La Déclaration de Stockholm a non seulement abordé la question de l’épuisement des ressources, mais aussi celle du partage des avantages : l’objectif consistant à faire en sorte que l’exploitation des ressources naturelles profite non seulement à quelques-uns, mais aussi à la multitude, à la fois au sein et entre les pays. Elle évoque également le principe de l’équité intergénérationnelle : veiller à ce que l’exploitation actuelle des ressources ne compromette pas la disponibilité des ressources naturelles pour les générations futures.
En fait, l’exploitation des ressources naturelles concerne les trois dimensions de la durabilité : la justice sociale, la santé environnementale et le développement économique. L’exploitation durable des ressources naturelles vise l’équilibre entre ces dimensions : maintenir l’exploitation à long terme des ressources tout en maximisant les avantages sociaux et en minimisant les impacts environnementaux.
L’exploitation des ressources naturelles a plus que triplé depuis 1970
Bien que la Déclaration de Stockholm de 1972 ait énoncé les principes fondamentaux d’une gouvernance durable des ressources, l’état des lieux, un demi-siècle plus tard, est décevant. Le Groupe d’experts International sur les Ressources (IRP), lancé par le Programme des Nations Unies pour l’environnement (PNUE), a constaté que la moyenne mondiale de la demande de matières par habitant est passée de 7,4 tonnes en 1970 à 12,2 tonnes en 2017, avec des impacts négatifs importants sur l’environnement, notamment une augmentation des émissions de gaz à effet de serre.
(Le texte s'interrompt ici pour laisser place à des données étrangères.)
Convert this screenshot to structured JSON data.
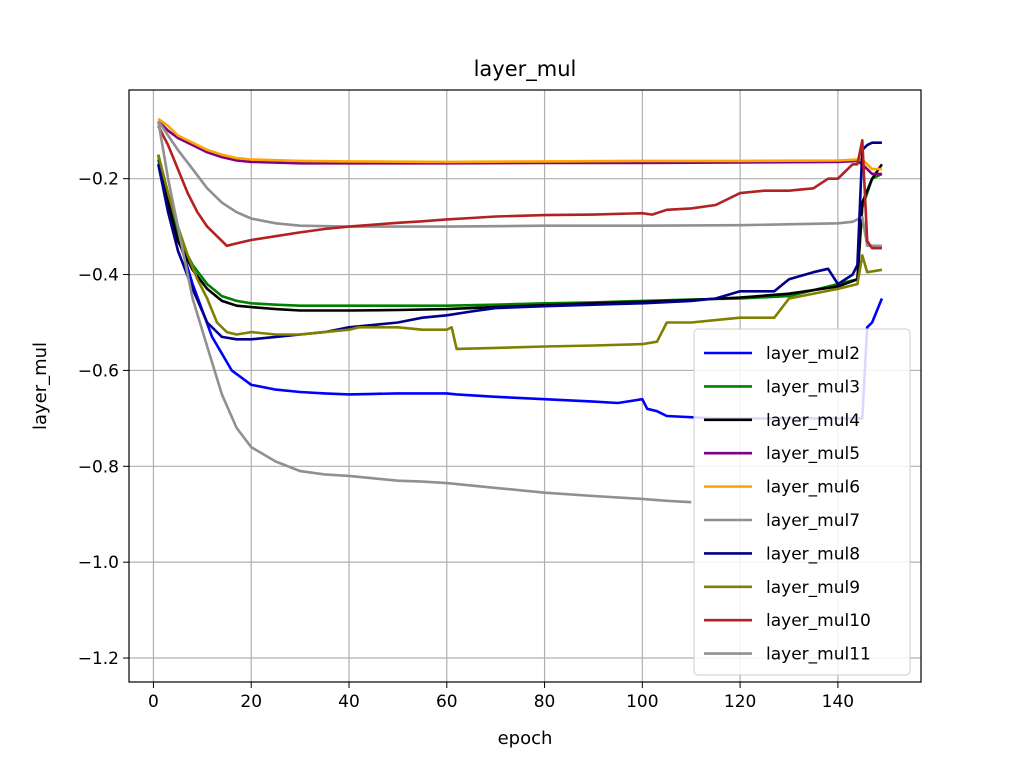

L’IRP a également montré que «l’exploitation des ressources naturelles et les avantages et les impacts environnementaux connexes sont inégalement répartis entre les pays et les régions» (IRP, 2019, p. 27). D’abord, dans les pays à revenu élevé, l’empreinte matérielle par habitant est treize fois plus élevée que dans les pays à faible revenu : respectivement 27 tonnes et 2 tonnes par habitant. Comme le note le WWF, «si tout le monde vivait comme un habitant moyen des États-Unis, un total de quatre Terres serait nécessaire pour régénérer le prélèvement annuel de l’humanité sur la nature». En outre, comme ils dépendent généralement de l’extraction de ressources dans d’autres pays, les pays à revenu élevé sous-traitent une partie des impacts environnementaux et sociaux de leur consommation. Dans le même temps, l’IRP a signalé que «la valeur créée à travers ces matières commercialisées dans les pays d’origine est relativement faible» (IRP, 2019, p. 65). Ce déséquilibre met en evidence les écarts mondiaux dans la répartition des avantages et des impacts négatifs découlant de l’exploitation des ressources, les pays «riches» en ressources précieuses ne bénéficiant pas toujours de leur extraction, distribution et utilisation, mais souffrant le plus des dommages environnementaux.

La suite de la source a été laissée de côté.